I’ve been absent more than I’ve been present around here the last year, and I’m so fed up with it. So here’s just a short update for all of you still visiting my page.
Hospitals, doctors visits and working out
My health issues is still very present and taking a good chunk of my time and energy. Meaning I still spend more time than I would like to on appointments at hospitals and with my doctors. Between them I still try to get in 4-6 workouts a week, just maintaining my strength as best as possible. It’s really status quo with my legs, meaning I’m still depending on mobility aids.
My vision is double a lot of the time, and for a photographer that’s still less than ideal. If I speak too long my voice gets week and slurry (is that even a word), and I never knew how many muscles goes into chewing a sandwich.
Great days still outnumber the bad ones
All the issues aside, I still have a lot of great days. I spend a lot of time drawing, quite some time researching and learning new photo/video skills and a lot of time being inspired by fellow creators that make so much great content.

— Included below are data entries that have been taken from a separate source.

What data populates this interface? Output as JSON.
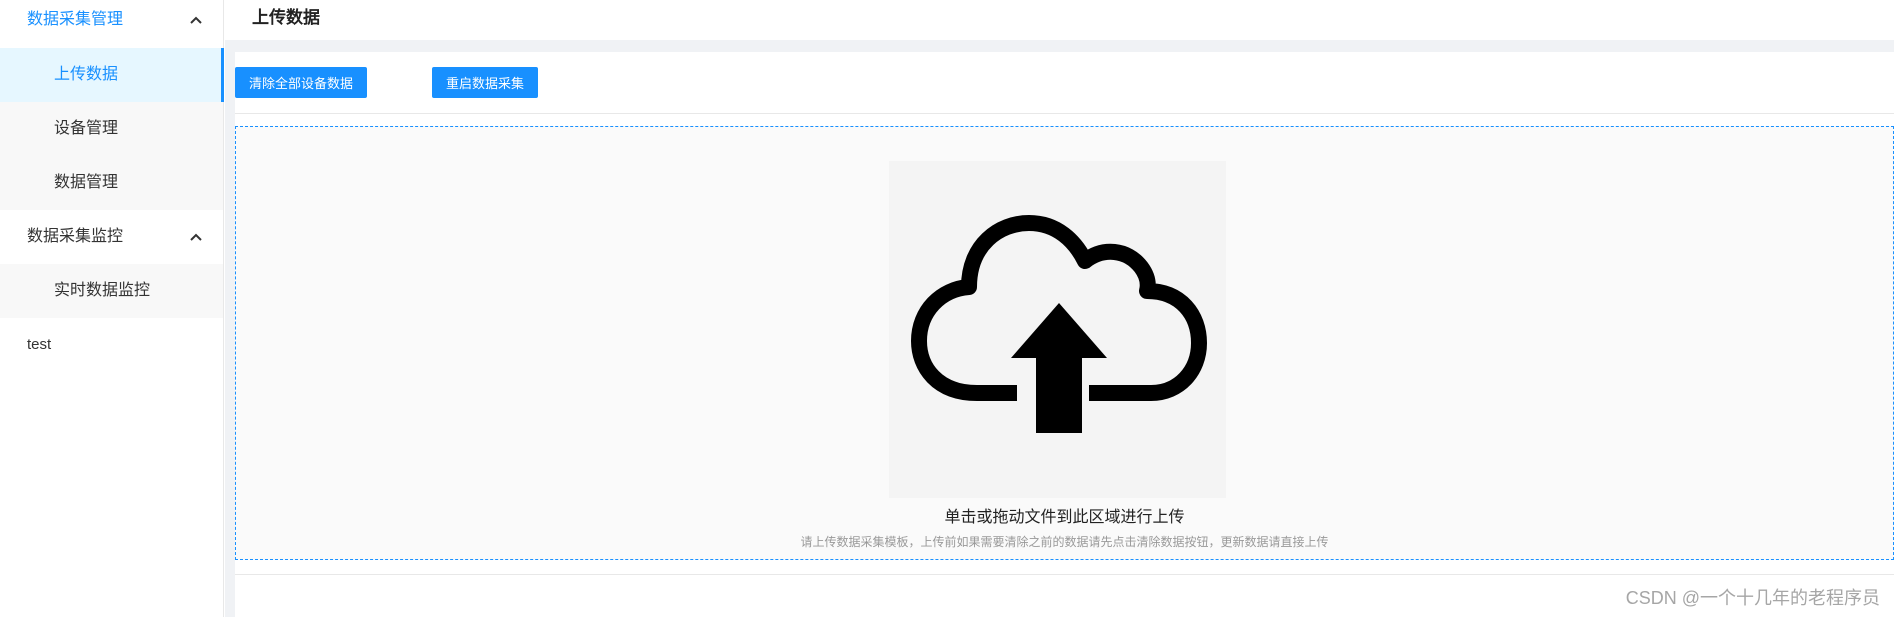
{
  "sidebar": {
    "groups": [
      {
        "label": "数据采集管理",
        "expanded": true,
        "items": [
          {
            "label": "上传数据",
            "selected": true
          },
          {
            "label": "设备管理",
            "selected": false
          },
          {
            "label": "数据管理",
            "selected": false
          }
        ]
      },
      {
        "label": "数据采集监控",
        "expanded": true,
        "items": [
          {
            "label": "实时数据监控",
            "selected": false
          }
        ]
      }
    ],
    "extra_item": "test"
  },
  "page": {
    "title": "上传数据"
  },
  "toolbar": {
    "clear_all_label": "清除全部设备数据",
    "restart_label": "重启数据采集"
  },
  "upload": {
    "icon": "cloud-upload-icon",
    "main_text": "单击或拖动文件到此区域进行上传",
    "hint_text": "请上传数据采集模板，上传前如果需要清除之前的数据请先点击清除数据按钮，更新数据请直接上传"
  },
  "watermark": "CSDN @一个十几年的老程序员",
  "colors": {
    "accent": "#1890ff",
    "selected_bg": "#e6f7ff",
    "hint": "#999999"
  }
}
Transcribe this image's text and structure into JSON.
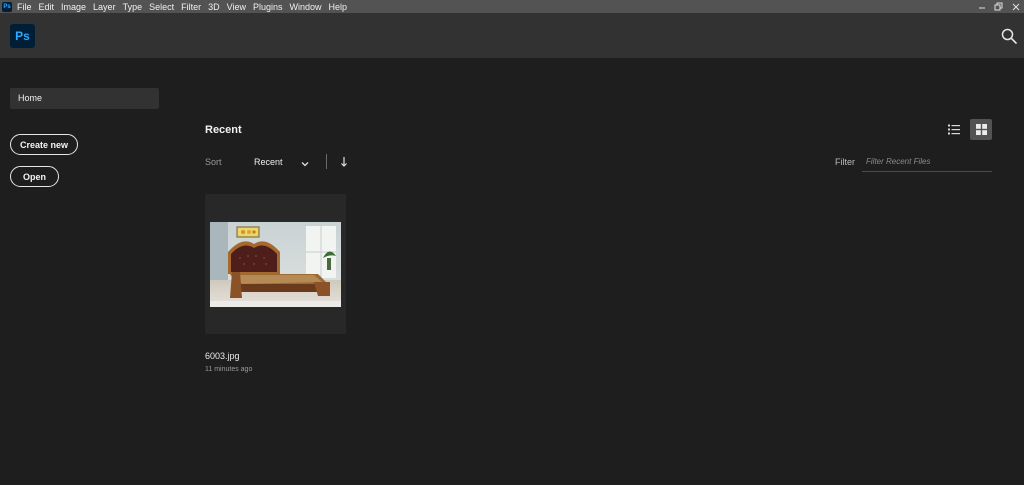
{
  "app": {
    "logo_text": "Ps",
    "brand_color": "#31a8ff",
    "logo_bg": "#001e36"
  },
  "menubar": {
    "items": [
      "File",
      "Edit",
      "Image",
      "Layer",
      "Type",
      "Select",
      "Filter",
      "3D",
      "View",
      "Plugins",
      "Window",
      "Help"
    ]
  },
  "header": {
    "search_icon": "search-icon"
  },
  "sidebar": {
    "home_label": "Home",
    "create_new_label": "Create new",
    "open_label": "Open"
  },
  "main": {
    "title": "Recent",
    "sort_label": "Sort",
    "sort_value": "Recent",
    "filter_label": "Filter",
    "filter_placeholder": "Filter Recent Files",
    "view_modes": [
      "list-view-icon",
      "grid-view-icon"
    ],
    "active_view": "grid"
  },
  "files": [
    {
      "name": "6003.jpg",
      "modified": "11 minutes ago",
      "thumbnail": "bed-photo"
    }
  ]
}
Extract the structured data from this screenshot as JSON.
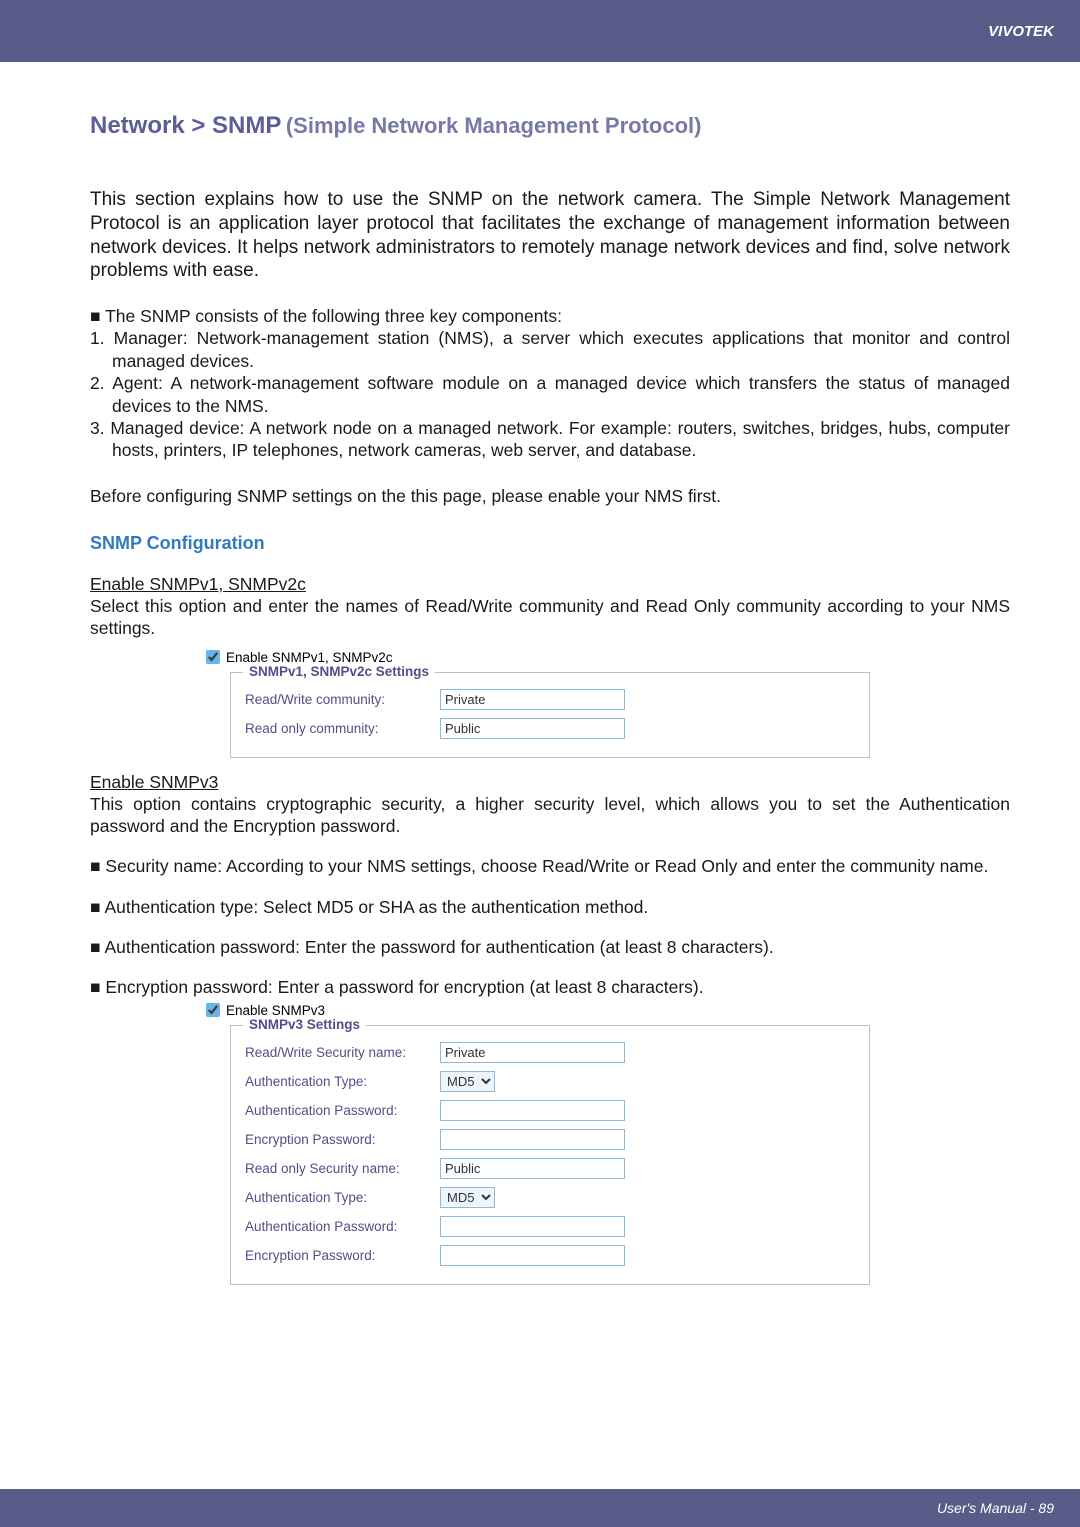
{
  "header": {
    "brand": "VIVOTEK"
  },
  "title": {
    "main": "Network > SNMP",
    "sub": "(Simple Network Management Protocol)"
  },
  "intro": "This section explains how to use the SNMP on the network camera. The Simple Network Management Protocol is an application layer protocol that facilitates the exchange of management information between network devices. It helps network administrators to remotely manage network devices and find, solve network problems with ease.",
  "components": {
    "lead": "■ The SNMP consists of the following three key components:",
    "item1": "1. Manager: Network-management station (NMS), a server which executes applications that monitor and control managed devices.",
    "item2": "2. Agent: A network-management software module on a managed device which transfers the status of managed devices to the NMS.",
    "item3": "3. Managed device: A network node on a managed network. For example: routers, switches, bridges, hubs, computer hosts, printers, IP telephones, network cameras, web server, and database."
  },
  "before_config": "Before configuring SNMP settings on the this page, please enable your NMS first.",
  "snmp_config_title": "SNMP Configuration",
  "v2c": {
    "heading": "Enable SNMPv1, SNMPv2c",
    "desc": "Select this option and enter the names of Read/Write community and Read Only community according to your NMS settings.",
    "checkbox_label": "Enable SNMPv1, SNMPv2c",
    "legend": "SNMPv1, SNMPv2c Settings",
    "rw_label": "Read/Write community:",
    "rw_value": "Private",
    "ro_label": "Read only community:",
    "ro_value": "Public"
  },
  "v3": {
    "heading": "Enable SNMPv3",
    "desc": "This option contains cryptographic security, a higher security level, which allows you to set the Authentication password and the Encryption password.",
    "bullet_sec": "■ Security name: According to your NMS settings, choose Read/Write or Read Only and enter the community name.",
    "bullet_auth_type": "■ Authentication type: Select MD5 or SHA as the authentication method.",
    "bullet_auth_pwd": "■ Authentication password: Enter the password for authentication (at least 8 characters).",
    "bullet_enc_pwd": "■ Encryption password: Enter a password for encryption (at least 8 characters).",
    "checkbox_label": "Enable SNMPv3",
    "legend": "SNMPv3 Settings",
    "rw_sec_label": "Read/Write Security name:",
    "rw_sec_value": "Private",
    "auth_type_label1": "Authentication Type:",
    "auth_type_value1": "MD5",
    "auth_pwd_label1": "Authentication Password:",
    "enc_pwd_label1": "Encryption Password:",
    "ro_sec_label": "Read only Security name:",
    "ro_sec_value": "Public",
    "auth_type_label2": "Authentication Type:",
    "auth_type_value2": "MD5",
    "auth_pwd_label2": "Authentication Password:",
    "enc_pwd_label2": "Encryption Password:"
  },
  "footer": {
    "text": "User's Manual - 89"
  }
}
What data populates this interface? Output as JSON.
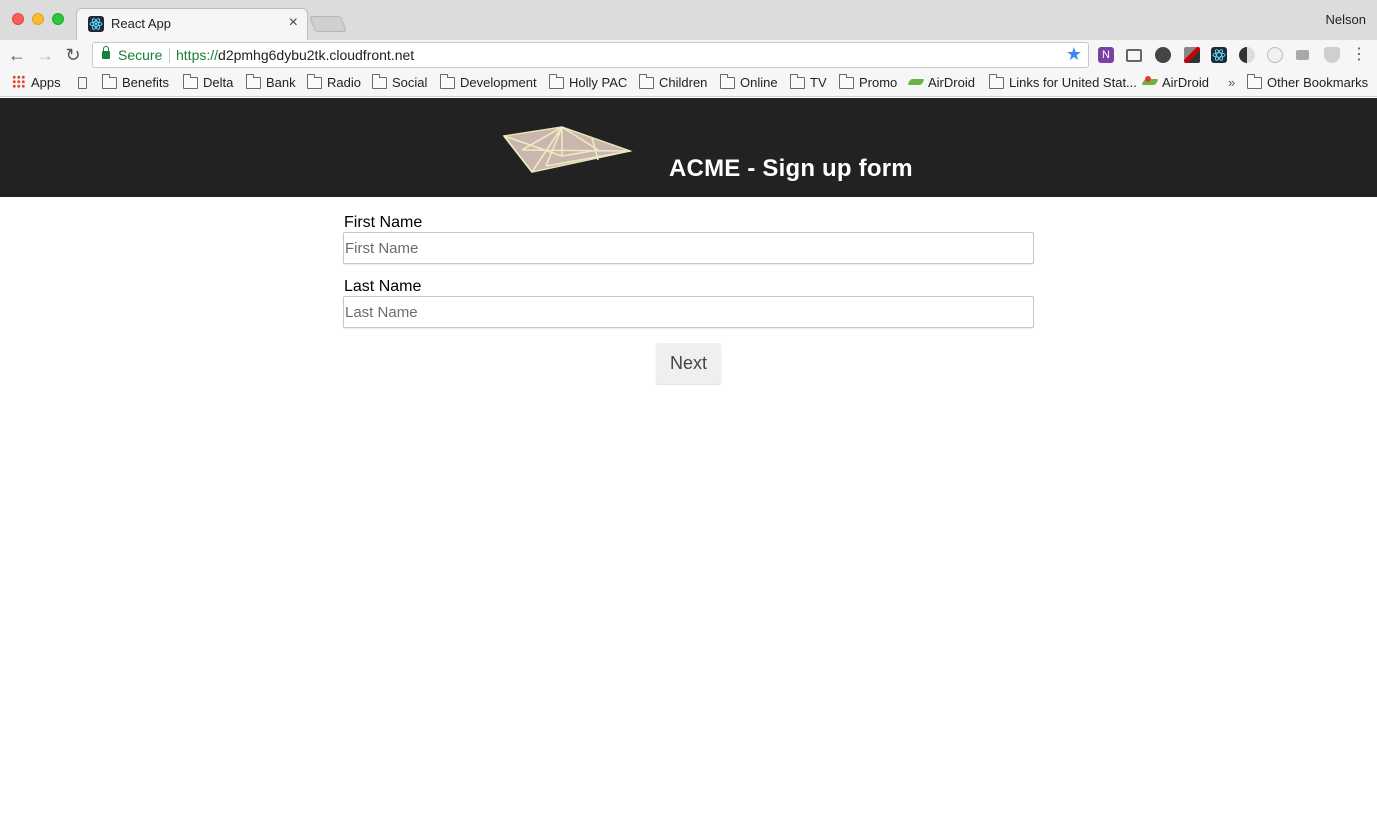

Lately I’ve started making a series of shorts that are more like tutorials, and I really enjoy the whole process from scripting to shooting and editing. The first one is up today, and I really hope people will find it somewhat valuable.
I have to address what I find most difficult these days, and that’s no doubt the uncertainty.
I was adamant that I would be back to normal by now, with my plans of skiing in January. Now I’ve come to accept that skiing this season probably isn’t going to happen. To say that I’m fine with it would be a huge exaggeration. And I think the biggest reason is that I feel uncertain about when I’ll be able to ski again. Just like I’m feeling a slight uncertainty about wether I’ll be able to take my bike out to hit the trails this season. And a slight uncertainty about being able to hike with a backpack full of camera gear again any time soon, or maybe just being able to hike at all if I’m completely honest.
It’s not that I’ve lost hope. Not at all. I think it’s more of an itch of uncertainty that has crept in on me, and I’m not able to shake it. Maybe I’m not supposed to, maybe the uncertainty is healthy even. I don’t know, I just know it’s there.
I miss shooting
The main reason I’m not able to update this blog as often as I would like to right now, is that it reminds me of how long it’s been since I last got out to shoot. And how much I miss it. As mentioned I still have a lot of great days, but my days are better when I don’t think to much about how much I miss shooting.
I hope your great days outnumber the bad ones. And if they don’t, that’s ok as well. That’s life right now, but in time they will.
All the best,
PS: The images in this post are just a collection of moments from 2022. They hold no significance to the post, other than the fact that I miss capturing them. I’ll be back with new images in due time.